28En renvoyant l'accent du côté de la réception, de l'interprétation de la valeur grammaticale des groupes sémantiques, M. Aquien permet à l'intonation, à la voix du poète, quand bien même elle serait immatérielle, de se faire entendre. Ainsi inscrit-elle le sujet poétique dans l'accent, sans dissocier le sens de la forme. Mais ce renvoi du côté de l'interprétation fragilise des notions poétiques telles que la coupe, notion contestée aujourd'hui mais indispensable à la compréhension des pratiques et théories poétiques modernes.

29D'une part, si M. Aquien parvient en s'appuyant sur la poésie moderne à distinguer accent grammatical et accent métrique à travers l'évolution de la césure, il pourrait lui être objecté que la poésie moderne, qui pratique une telle distinction, n'a plus rien de métrique. D'autre part, cette volonté de rechercher d'autres règles de concordance que celle de la syntaxe et du mètre l'amène à mettre en valeur le rôle fondamental de l'accent grammatical dans la structuration sonore du vers. En conséquence, elle ouvre une voie féconde vers une lecture possible du vers moderne. La lecture du vers est ainsi ramenée à ses composants essentiels : accent métrique, accent grammatical et répétitions sonores, ou encore la mesure, le sens et la voix.

30Au total, le retour à une conception essentiellement syllabique du vers français et le refus d'une accentuation mobile, subjective et aléatoire, laissent néanmoins une certaine latitude dans l'usage de la théorie de l'accent. De Cornulier qui refuse de considérer l'accent dans une perspective métrique à M.Aquien qui dissocie accent métrique et accent grammatical pour attribuer à ce dernier un rôle dans la distribution sonore du vers, la marge de manoeuvre est grande. L'accent grammatical résiste encore à l'épreuve d'une réévaluation de la théorie accentuelle.

L'accent ou la théorie de l'accent sont-ils un héritage du système métrique latin ?

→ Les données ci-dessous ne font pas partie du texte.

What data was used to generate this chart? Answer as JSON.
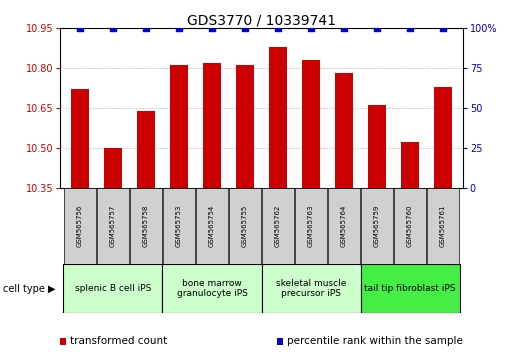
{
  "title": "GDS3770 / 10339741",
  "samples": [
    "GSM565756",
    "GSM565757",
    "GSM565758",
    "GSM565753",
    "GSM565754",
    "GSM565755",
    "GSM565762",
    "GSM565763",
    "GSM565764",
    "GSM565759",
    "GSM565760",
    "GSM565761"
  ],
  "bar_values": [
    10.72,
    10.5,
    10.64,
    10.81,
    10.82,
    10.81,
    10.88,
    10.83,
    10.78,
    10.66,
    10.52,
    10.73
  ],
  "percentile_values": [
    100,
    100,
    100,
    100,
    100,
    100,
    100,
    100,
    100,
    100,
    100,
    100
  ],
  "ylim_left": [
    10.35,
    10.95
  ],
  "ylim_right": [
    0,
    100
  ],
  "yticks_left": [
    10.35,
    10.5,
    10.65,
    10.8,
    10.95
  ],
  "yticks_right": [
    0,
    25,
    50,
    75,
    100
  ],
  "bar_color": "#cc0000",
  "dot_color": "#0000cc",
  "cell_groups": [
    {
      "label": "splenic B cell iPS",
      "start": 0,
      "end": 3,
      "color": "#ccffcc"
    },
    {
      "label": "bone marrow\ngranulocyte iPS",
      "start": 3,
      "end": 6,
      "color": "#ccffcc"
    },
    {
      "label": "skeletal muscle\nprecursor iPS",
      "start": 6,
      "end": 9,
      "color": "#ccffcc"
    },
    {
      "label": "tail tip fibroblast iPS",
      "start": 9,
      "end": 12,
      "color": "#44ee44"
    }
  ],
  "cell_type_label": "cell type",
  "legend_items": [
    {
      "label": "transformed count",
      "color": "#cc0000"
    },
    {
      "label": "percentile rank within the sample",
      "color": "#0000cc"
    }
  ],
  "background_color": "#ffffff",
  "grid_color": "#888888",
  "tick_label_color_left": "#cc0000",
  "tick_label_color_right": "#0000cc",
  "bar_width": 0.55,
  "dot_size": 20,
  "title_fontsize": 10,
  "axis_fontsize": 7,
  "legend_fontsize": 7.5,
  "cell_label_fontsize": 6.5,
  "sample_fontsize": 5.0
}
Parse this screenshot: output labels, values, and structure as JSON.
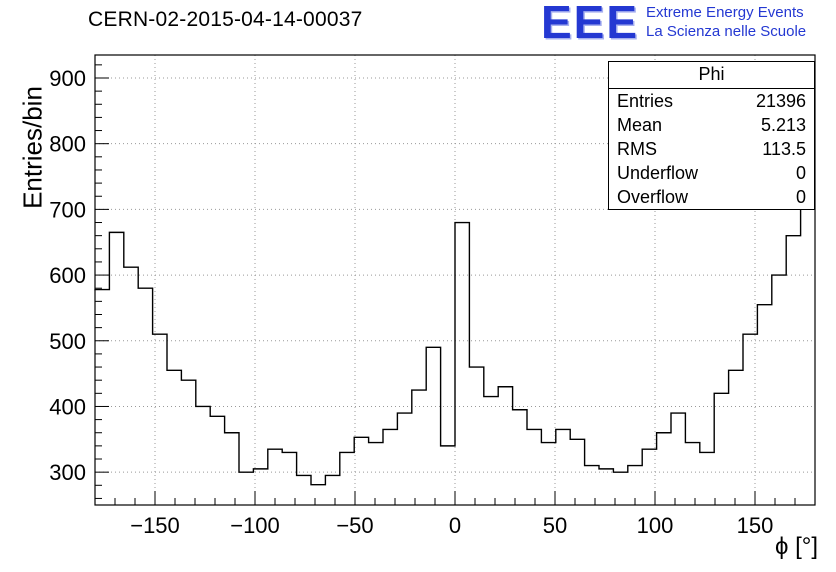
{
  "header": {
    "title": "CERN-02-2015-04-14-00037",
    "logo": {
      "text": "EEE",
      "line1": "Extreme Energy Events",
      "line2": "La Scienza nelle Scuole",
      "color": "#2438d2"
    }
  },
  "stats": {
    "title": "Phi",
    "rows": [
      {
        "label": "Entries",
        "value": "21396"
      },
      {
        "label": "Mean",
        "value": "5.213"
      },
      {
        "label": "RMS",
        "value": "113.5"
      },
      {
        "label": "Underflow",
        "value": "0"
      },
      {
        "label": "Overflow",
        "value": "0"
      }
    ]
  },
  "axes": {
    "ylabel": "Entries/bin",
    "xlabel": "ϕ [°]"
  },
  "chart_data": {
    "type": "bar",
    "subtype": "step-histogram",
    "title": "CERN-02-2015-04-14-00037",
    "xlabel": "ϕ [°]",
    "ylabel": "Entries/bin",
    "xlim": [
      -180,
      180
    ],
    "ylim": [
      250,
      935
    ],
    "grid": true,
    "legend": "stats-box top-right",
    "x_major_ticks": [
      -150,
      -100,
      -50,
      0,
      50,
      100,
      150
    ],
    "y_major_ticks": [
      300,
      400,
      500,
      600,
      700,
      800,
      900
    ],
    "x_minor_step": 10,
    "y_minor_step": 20,
    "bin_start": -180,
    "bin_width": 7.2,
    "line_color": "#000000",
    "values": [
      578,
      665,
      612,
      580,
      510,
      455,
      440,
      400,
      385,
      360,
      300,
      305,
      335,
      330,
      295,
      281,
      295,
      330,
      353,
      345,
      365,
      390,
      425,
      490,
      340,
      680,
      460,
      415,
      430,
      395,
      365,
      345,
      365,
      350,
      310,
      305,
      300,
      310,
      335,
      360,
      390,
      345,
      330,
      420,
      455,
      510,
      555,
      600,
      660,
      920
    ]
  }
}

31L'héritage du système métrique latin a été envisagé lors du colloque de 1996 à la fois dans une étude historique et une étude historiographique. Cette dernière rapporte le débat auquel cet héritage a donné lieu au XIXe siècle, alors que le système métrique latin était jusqu'au début de ce siècle considéré comme irréductiblement différent. Or, dès la seconde moitié du XIXe siècle, le système métrique latin va devenir l'enjeu d'un débat entre les tenants classiques d'un mètre français syllabique et les défenseurs d'une " métrique rythmique " comparable au système métrique italien depuis Scoppa. Etude historique puis étude historiographique permettent donc d'aborder de plus loin que les XIXe et XXe siècles les racines historiques d'une théorie accentuelle fluctuante.

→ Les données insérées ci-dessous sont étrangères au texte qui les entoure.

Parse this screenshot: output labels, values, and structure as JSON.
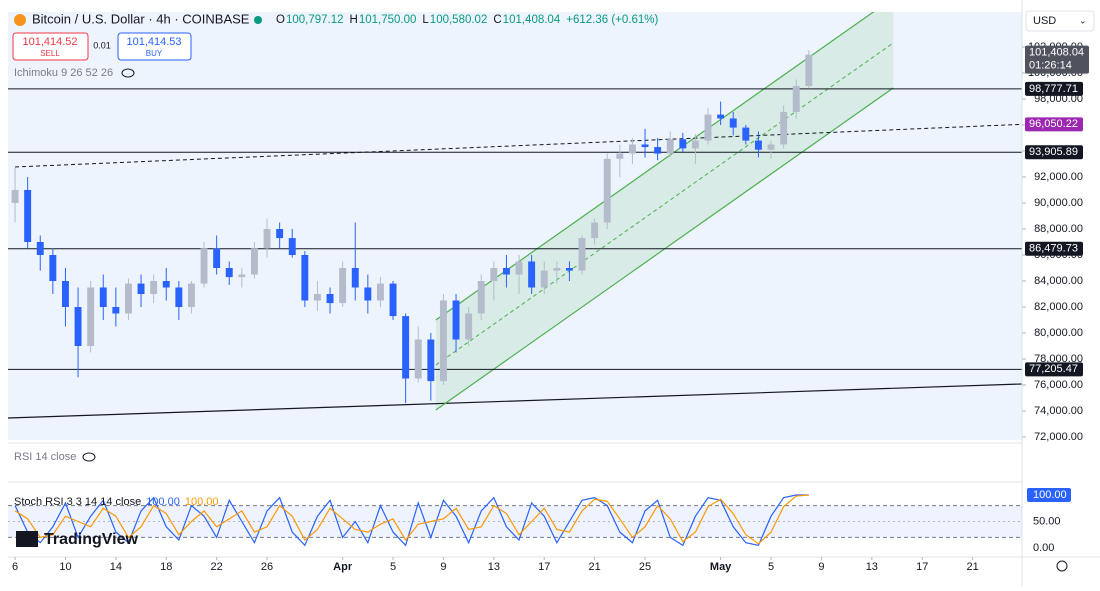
{
  "header": {
    "symbol": "Bitcoin / U.S. Dollar · 4h · COINBASE",
    "ohlc": [
      {
        "key": "O",
        "value": "100,797.12"
      },
      {
        "key": "H",
        "value": "101,750.00"
      },
      {
        "key": "L",
        "value": "100,580.02"
      },
      {
        "key": "C",
        "value": "101,408.04"
      }
    ],
    "change": "+612.36 (+0.61%)",
    "sell": {
      "price": "101,414.52",
      "label": "SELL"
    },
    "spread": "0.01",
    "buy": {
      "price": "101,414.53",
      "label": "BUY"
    },
    "indicator": "Ichimoku 9 26 52 26",
    "currency": "USD",
    "rsi_label": "RSI 14 close",
    "logo": "TradingView"
  },
  "chart_data": [
    {
      "type": "candlestick",
      "up_color": "#b4bccb",
      "down_color": "#2962ff",
      "x": [
        0,
        1,
        2,
        3,
        4,
        5,
        6,
        7,
        8,
        9,
        10,
        11,
        12,
        13,
        14,
        15,
        16,
        17,
        18,
        19,
        20,
        21,
        22,
        23,
        24,
        25,
        26,
        27,
        28,
        29,
        30,
        31,
        32,
        33,
        34,
        35,
        36,
        37,
        38,
        39,
        40,
        41,
        42,
        43,
        44,
        45,
        46,
        47,
        48,
        49,
        50,
        51,
        52,
        53,
        54,
        55,
        56,
        57,
        58,
        59,
        60,
        61,
        62,
        63
      ],
      "open": [
        90000,
        91000,
        87000,
        86000,
        84000,
        82000,
        79000,
        83500,
        82000,
        81500,
        83800,
        83000,
        84000,
        83500,
        82000,
        83800,
        86500,
        85000,
        84300,
        84500,
        86500,
        88000,
        87300,
        86000,
        82500,
        83000,
        82300,
        85000,
        83500,
        82500,
        83800,
        81300,
        76500,
        79500,
        76300,
        82500,
        79500,
        81500,
        84000,
        85000,
        84500,
        85500,
        83500,
        84800,
        85000,
        84800,
        87300,
        88500,
        93400,
        93800,
        94500,
        94300,
        93800,
        94900,
        94200,
        94800,
        96800,
        96500,
        95800,
        94800,
        94100,
        94500,
        97000,
        99000
      ],
      "high": [
        92700,
        92000,
        87500,
        86500,
        85000,
        83500,
        84000,
        84500,
        83500,
        84200,
        84500,
        84500,
        85000,
        84000,
        84000,
        87000,
        87500,
        85500,
        85000,
        87000,
        88800,
        88500,
        88000,
        86300,
        84000,
        83500,
        85500,
        88500,
        84500,
        84300,
        84000,
        81500,
        80500,
        80000,
        83000,
        83000,
        82000,
        84500,
        85500,
        86000,
        86000,
        86000,
        85500,
        85500,
        85500,
        87500,
        88800,
        93800,
        94500,
        95000,
        95700,
        95000,
        95500,
        95400,
        95300,
        97300,
        97800,
        97000,
        96000,
        95500,
        94800,
        97500,
        99500,
        101750
      ],
      "low": [
        88500,
        86500,
        84800,
        83000,
        80500,
        76600,
        78500,
        81000,
        80500,
        81000,
        82000,
        82300,
        82500,
        81000,
        81500,
        83500,
        84500,
        83700,
        83500,
        84200,
        85800,
        86500,
        85800,
        82000,
        81700,
        81500,
        82000,
        82500,
        81500,
        82000,
        81000,
        74600,
        76200,
        74800,
        76000,
        78500,
        79000,
        81000,
        82500,
        83500,
        83000,
        83000,
        83000,
        83800,
        84000,
        84500,
        86800,
        88000,
        92000,
        93000,
        93500,
        93300,
        93500,
        93900,
        93000,
        94500,
        96000,
        95200,
        94500,
        93500,
        93400,
        94200,
        96500,
        98800
      ],
      "close": [
        91000,
        87000,
        86000,
        84000,
        82000,
        79000,
        83500,
        82000,
        81500,
        83800,
        83000,
        84000,
        83500,
        82000,
        83800,
        86500,
        85000,
        84300,
        84500,
        86500,
        88000,
        87300,
        86000,
        82500,
        83000,
        82300,
        85000,
        83500,
        82500,
        83800,
        81300,
        76500,
        79500,
        76300,
        82500,
        79500,
        81500,
        84000,
        85000,
        84500,
        85500,
        83500,
        84800,
        85000,
        84800,
        87300,
        88500,
        93400,
        93800,
        94500,
        94300,
        93800,
        94900,
        94200,
        94800,
        96800,
        96500,
        95800,
        94800,
        94100,
        94500,
        97000,
        99000,
        101408.04
      ],
      "xlim": [
        -0.56,
        79.92
      ],
      "ylim": [
        71770,
        104690
      ],
      "yticks": [
        {
          "value": 72000,
          "label": "72,000.00"
        },
        {
          "value": 74000,
          "label": "74,000.00"
        },
        {
          "value": 76000,
          "label": "76,000.00"
        },
        {
          "value": 78000,
          "label": "78,000.00"
        },
        {
          "value": 80000,
          "label": "80,000.00"
        },
        {
          "value": 82000,
          "label": "82,000.00"
        },
        {
          "value": 84000,
          "label": "84,000.00"
        },
        {
          "value": 86000,
          "label": "86,000.00"
        },
        {
          "value": 88000,
          "label": "88,000.00"
        },
        {
          "value": 90000,
          "label": "90,000.00"
        },
        {
          "value": 92000,
          "label": "92,000.00"
        },
        {
          "value": 94000,
          "label": "94,000.00"
        },
        {
          "value": 96000,
          "label": "96,000.00"
        },
        {
          "value": 98000,
          "label": "98,000.00"
        },
        {
          "value": 100000,
          "label": "100,000.00"
        },
        {
          "value": 102000,
          "label": "102,000.00"
        }
      ],
      "xticks": [
        {
          "value": 0,
          "label": "6"
        },
        {
          "value": 4,
          "label": "10"
        },
        {
          "value": 8,
          "label": "14"
        },
        {
          "value": 12,
          "label": "18"
        },
        {
          "value": 16,
          "label": "22"
        },
        {
          "value": 20,
          "label": "26"
        },
        {
          "value": 26,
          "label": "Apr"
        },
        {
          "value": 30,
          "label": "5"
        },
        {
          "value": 34,
          "label": "9"
        },
        {
          "value": 38,
          "label": "13"
        },
        {
          "value": 42,
          "label": "17"
        },
        {
          "value": 46,
          "label": "21"
        },
        {
          "value": 50,
          "label": "25"
        },
        {
          "value": 56,
          "label": "May"
        },
        {
          "value": 60,
          "label": "5"
        },
        {
          "value": 64,
          "label": "9"
        },
        {
          "value": 68,
          "label": "13"
        },
        {
          "value": 72,
          "label": "17"
        },
        {
          "value": 76,
          "label": "21"
        }
      ],
      "last_price": {
        "value": 101408.04,
        "label": "101,408.04",
        "countdown": "01:26:14"
      },
      "levels": [
        {
          "value": 98777.71,
          "label": "98,777.71"
        },
        {
          "value": 93905.89,
          "label": "93,905.89"
        },
        {
          "value": 86479.73,
          "label": "86,479.73"
        },
        {
          "value": 77205.47,
          "label": "77,205.47"
        }
      ],
      "dashed_level": {
        "x": [
          0,
          79.92
        ],
        "y": [
          92770,
          96050.22
        ],
        "label": "96,050.22",
        "color": "#9c27b0"
      },
      "trendline": {
        "x": [
          -0.56,
          79.92
        ],
        "y": [
          73460,
          76080
        ]
      },
      "channel": {
        "color": "#4caf50",
        "x": [
          33.4,
          69.7
        ],
        "lower": [
          74080,
          98850
        ],
        "upper": [
          81000,
          105770
        ]
      }
    },
    {
      "type": "line",
      "title": "Stoch RSI 3 3 14 14 close",
      "ylim": [
        0,
        100
      ],
      "bands": [
        20,
        80
      ],
      "yticks": [
        {
          "value": 100,
          "label": "100.00"
        },
        {
          "value": 50,
          "label": "50.00"
        },
        {
          "value": 0,
          "label": "0.00"
        }
      ],
      "series": [
        {
          "color": "#2962ff",
          "last_label": "100.00",
          "values": [
            80,
            30,
            10,
            40,
            85,
            20,
            60,
            90,
            30,
            10,
            70,
            95,
            40,
            15,
            80,
            60,
            20,
            90,
            50,
            10,
            70,
            95,
            30,
            5,
            60,
            90,
            20,
            50,
            10,
            80,
            30,
            5,
            85,
            20,
            90,
            60,
            10,
            70,
            95,
            40,
            15,
            85,
            60,
            10,
            50,
            90,
            95,
            80,
            30,
            10,
            70,
            90,
            20,
            5,
            60,
            95,
            90,
            40,
            10,
            5,
            60,
            95,
            100,
            100
          ]
        },
        {
          "color": "#ff9800",
          "last_label": "100.00",
          "values": [
            70,
            55,
            20,
            25,
            60,
            50,
            40,
            75,
            60,
            20,
            40,
            80,
            65,
            25,
            50,
            70,
            40,
            55,
            70,
            30,
            40,
            80,
            60,
            15,
            35,
            75,
            55,
            35,
            30,
            45,
            55,
            15,
            45,
            50,
            55,
            75,
            35,
            40,
            80,
            65,
            25,
            50,
            75,
            35,
            30,
            70,
            92,
            88,
            55,
            20,
            40,
            80,
            55,
            12,
            30,
            78,
            92,
            65,
            25,
            8,
            30,
            78,
            98,
            100
          ]
        }
      ]
    }
  ]
}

32Pour en revenir à l'histoire, J. Dangel rappelle, dans sa contribution intitulée " De la métrique accentuelle à la poétique syllabique ", que l'accent verbal n'intervient dans le système métrique latin qu'au IIIe siècle après Jésus-Christ. La primauté est accordée à l'ictus, et non à cet accent verbal, dans la versification latine. En effet, en tant que donnée fondamentale qui porte sur l'élément long originel du pied, l'ictus ne dépend ni de la syntaxe ni du nombre de syllabes. L'ictus ne saurait donc être confondu avec l'accent grammatical que J. Dangel assigne implicitement au vers français. La question n'est pas de vérifier que l'accent français est moins métrique que l'ictus. Mais il s'agit de démontrer que dans les limites d'une certaine évolution, cet ictus latin, si différent de l'accent puisqu'il ne tient pas compte du nombre des syllabes, n'est pas absolument indépendant de la syntaxe.

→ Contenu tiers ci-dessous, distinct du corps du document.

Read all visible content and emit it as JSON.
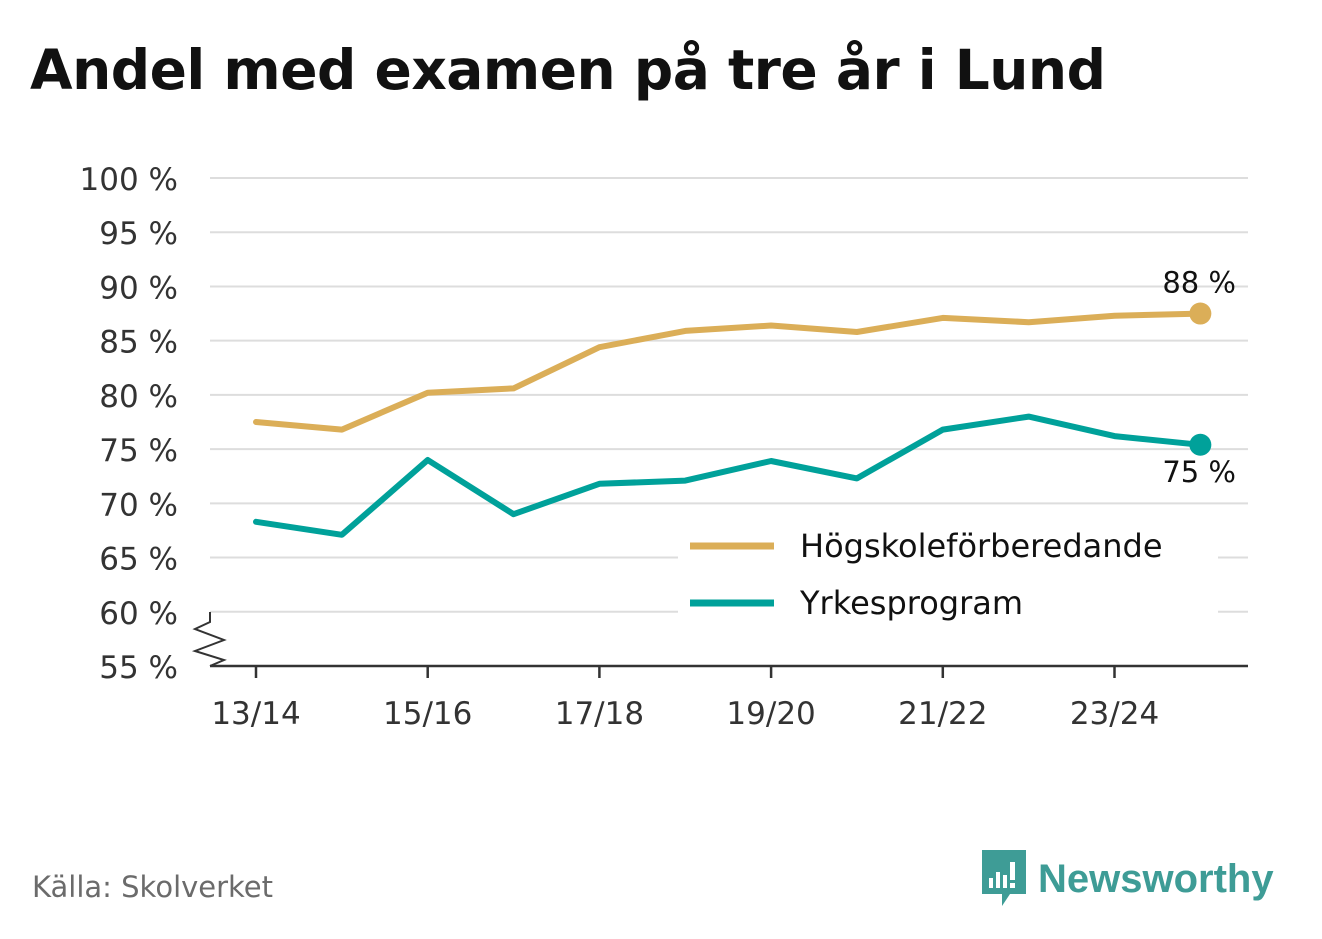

33Ainsi J. Dangel rapporte-t-elle les lois de Meyer ou de Bentley-Luchs qui interdisent dans la poésie iambo-trochaïque, en certaines positions du vers et au temps faible du pied, certaines fins brèves de polysyllabes. Elle rappelle l'autonomie phonétique des mots latins, mots de sens plein qui pourraient introduire un rallongement de la finale et ainsi introduire un demi-pied de trop. De plus, même dans le cas de l'hexamètre dactylique qui n'a pas à tenir compte de ces lois, celles-ci sont généralement respectées. Cette notion d'autonomie des mots confortée par le fait que les Latins n'utilisent pas d'articles, peu d'auxiliaires et de prépositions, amène J. Dangel à mettre en valeur la notion d'accent verbal.

34Elle distingue bien la notion d'accent verbal et celle d'accent grammatical qui prédomine en français. En effet, en latin, l'accentuation d'un mot se faisait en fonction de la loi de la pénultième : lorsque celle-ci était longue, elle était accentuée (paroxyton) et dans le cas inverse, l'accent remontait sur l'antépénultième (proparoxyton).

35Or Jacqueline Dangel utilise les positions clés du vers comme la césure centrale pour étudier les faits de concordance et de discordance entre ictus et accent verbal. Dans le cas de la césure souvent penthémimère de l'hexamètre dactylique, la discordance est de règle hormis dans sa clausule finale qui est en concordance quasi constante. Alors que le iambique sénaire, lui, favorise la concordance de l'accent métrique avec l'accent verbal. Cette concordance ou cette discordance ont donc valeur d'indicateur métrique, permettant parfois de reconnaître le type de mètre dont il s'agit.

36Mais surtout les jalons du mètre, césure (considérée par les Latins comme une pause mais comme un arrêt respiratoire) ou diérèse se mettent au service du sens – J.Dangel excelle à exercer le principe de commutation : elle fait varier l'ordre des mots, sans rien changer à ceux-ci, pour mettre en valeur les effets expressifs induits par la disposition originelle. Elle conclut sur la généralisation du rôle expressif de la syntaxe, ou plutôt de l'ordre des mots, à certaines positions-clés. Elle suggère ainsi, à la suite de Norberg, que la prédominance respective des paroxytons et des proparoxytons en position P (de césure penthémimère) et de fin de vers a pu faciliter la transition vers un vers syllabique concordant grammaticalement en fin de sous-vers et donc accentué à cet endroit. Certes, cet accent ne sera plus alors attaché à un mot mais à un groupe de mots ayant fonction syntaxico-sémantique.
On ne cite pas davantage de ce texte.